Dá para contar nos dedos os momentos em que a Ferrari mexe nas próprias regras - e a eletrificação total é um deles. Depois de anos de rumores e algumas fotos-espia circulando, a marca finalmente abriu o jogo e apresentou os primeiros detalhes técnicos do Elettrica, o seu primeiro modelo 100% elétrico.
A estreia dessas informações aconteceu no Capital Markets Day 2025 e, na prática, marca o início de uma nova fase em Maranello. Com mais de 1000 cv no modo boost e aceleração de 0 a 100 km/h em apenas 2,5s, o Elettrica chega com a promessa de redefinir o que se entende por desempenho em um esportivo elétrico.
Segundo a Ferrari, um elétrico só seria lançado quando a tecnologia estivesse à altura dos seus padrões de performance e, principalmente, de emoção ao volante. Pelo visto, esse ponto de maturidade já foi alcançado.
O Elettrica nasce a partir de uma plataforma inédita, criada do zero em Maranello. Tanto o chassi quanto a carroceria são feitos com 75% de alumínio reciclado, o que garante uma redução de 6,7 toneladas de CO2 por unidade produzida.
No conjunto, são quatro motores elétricos - dois por eixo - com potência total acima de 1000 cv. Mesmo com tração nas quatro rodas, o sistema permite desligar as rodas dianteiras, transformando o Elettrica em um modelo de tração traseira.
Para alimentar tudo isso, haverá uma bateria com capacidade bruta de 122 kWh e densidade energética recorde de 195 Wh/kg. A arquitetura é de 800 V e, de acordo com o comunicado da marca, todo o sistema foi desenvolvido integralmente pela própria Ferrari.
A bateria fica integrada à estrutura do assoalho, ajudando a baixar o centro de gravidade em cerca de 80 mm em comparação com um modelo de características semelhantes, mas com motor a combustão. O carregamento rápido pode chegar a 350 kW, e a autonomia passa dos 530 km (WLTP).
Um Ferrari elétrico que continua a “falar italiano”
Como em todo Ferrari, a questão da “voz” do carro não ficou de lado.
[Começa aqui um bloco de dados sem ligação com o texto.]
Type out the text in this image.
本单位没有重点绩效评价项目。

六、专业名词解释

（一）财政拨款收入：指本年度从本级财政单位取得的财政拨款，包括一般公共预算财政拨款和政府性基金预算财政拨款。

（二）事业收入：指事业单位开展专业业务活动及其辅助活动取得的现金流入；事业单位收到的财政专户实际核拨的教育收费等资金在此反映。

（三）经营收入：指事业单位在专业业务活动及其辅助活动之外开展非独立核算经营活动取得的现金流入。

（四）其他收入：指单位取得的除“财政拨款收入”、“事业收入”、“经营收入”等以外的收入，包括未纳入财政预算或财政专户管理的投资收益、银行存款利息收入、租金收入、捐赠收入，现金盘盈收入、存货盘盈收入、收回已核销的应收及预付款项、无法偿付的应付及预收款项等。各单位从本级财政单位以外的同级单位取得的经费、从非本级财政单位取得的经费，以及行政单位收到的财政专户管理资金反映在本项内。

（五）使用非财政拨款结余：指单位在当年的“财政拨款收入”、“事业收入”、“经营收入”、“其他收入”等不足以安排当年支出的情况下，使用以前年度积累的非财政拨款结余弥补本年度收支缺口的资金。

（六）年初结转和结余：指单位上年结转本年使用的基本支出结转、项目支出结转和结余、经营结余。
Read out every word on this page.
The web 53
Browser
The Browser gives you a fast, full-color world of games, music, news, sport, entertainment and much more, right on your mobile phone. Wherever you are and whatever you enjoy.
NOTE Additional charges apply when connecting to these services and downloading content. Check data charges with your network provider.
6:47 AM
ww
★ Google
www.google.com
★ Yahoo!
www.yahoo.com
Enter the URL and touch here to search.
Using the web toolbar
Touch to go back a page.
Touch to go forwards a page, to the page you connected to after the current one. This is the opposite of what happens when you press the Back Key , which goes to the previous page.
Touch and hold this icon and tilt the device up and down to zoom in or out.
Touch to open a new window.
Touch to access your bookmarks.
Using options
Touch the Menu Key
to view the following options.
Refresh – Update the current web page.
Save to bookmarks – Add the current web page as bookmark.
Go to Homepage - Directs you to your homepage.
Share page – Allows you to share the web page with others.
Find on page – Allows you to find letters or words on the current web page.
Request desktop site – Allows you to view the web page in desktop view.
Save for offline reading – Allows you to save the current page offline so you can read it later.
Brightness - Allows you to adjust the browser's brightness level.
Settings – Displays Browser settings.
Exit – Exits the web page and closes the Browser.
Só que, em vez de recorrer a um som artificial, o Elettrica amplifica as vibrações mecânicas do próprio sistema elétrico. A marca descreve a ideia com uma comparação a uma guitarra elétrica, buscando uma conexão mais genuína entre o motorista e a máquina.
A suspensão ativa de terceira geração é uma evolução direta da usada no Purosangue e no F80, com capacidade de se ajustar 200 vezes por segundo. Além disso, ela também consegue administrar as forças verticais, longitudinais e laterais de forma independente, garantindo - segundo a Ferrari - um equilíbrio muito forte entre conforto e precisão.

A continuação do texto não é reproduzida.